Issue 3: Did the general division err in finding that the appellant’s disability is not prolonged within the meaning of the Canada Pension Plan?

[41] The Appellant suggests that I should render the decision which the General Division ought to have given, but I cannot assume that the General Division would have found the Appellant to have a severe and prolonged disability had there been a full hearing, given that it did not fully air the evidence.  I decline to make any findings on the issue as to whether the Appellant could be found disabled on or before her minimum qualifying period, as this would usurp the role of the General Division to serve as the trier of fact firsthand.
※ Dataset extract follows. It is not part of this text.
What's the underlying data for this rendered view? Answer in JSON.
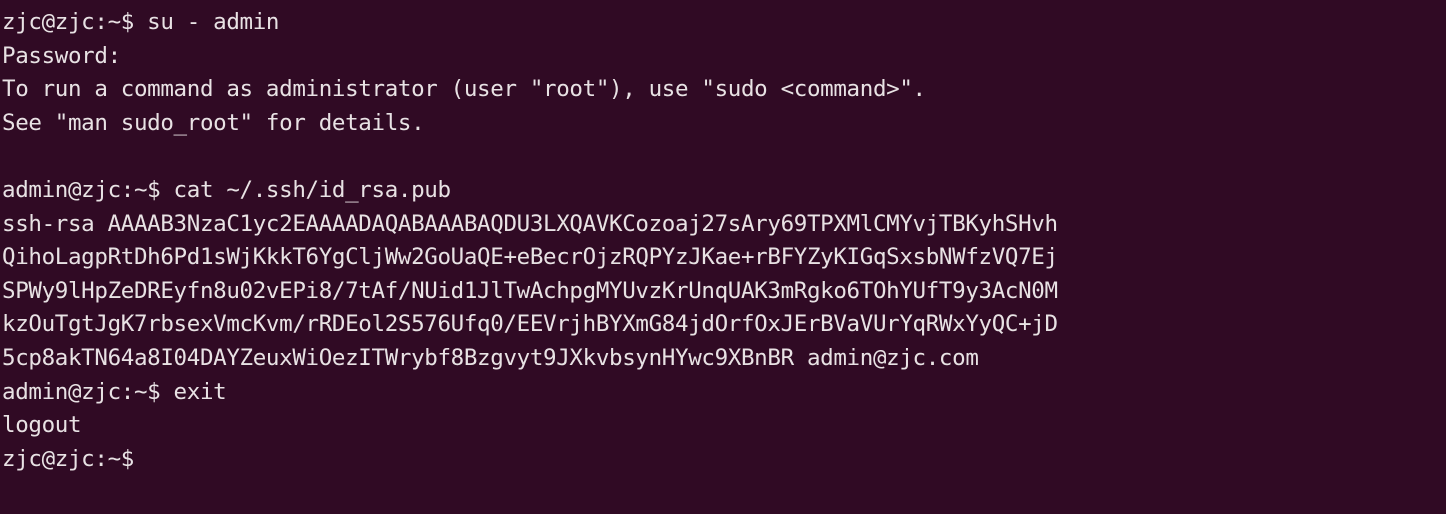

[42] Having determined that the matter ought not to have been summarily dismissed renders the issue of the prolonged nature of the Appellant’s disability moot.  While ultimately the General Division may or may not have come to the same determination, it would be premature, if not altogether inappropriate, to consider the issue of the prolonged nature of the Appellant’s disability without a full consideration on the merits.

Conclusion

[43] For the reasons set out above, the Appeal is allowed and the matter referred to the General Division for a full reconsideration as to whether the Appellant can be found disabled for the purposes of the Canada Pension Plan by her minimum qualifying period, and continuously disabled since then.

[44] The Appellant is granted leave to file any additional medical or other records pertaining to disability, along with updated submissions, subject to any directions or orders made by the General Division.

[45] To avoid any potential for an apprehension of bias, the matter should be assigned to a different Member of the General Division and the decision of the General Division should be removed from the record.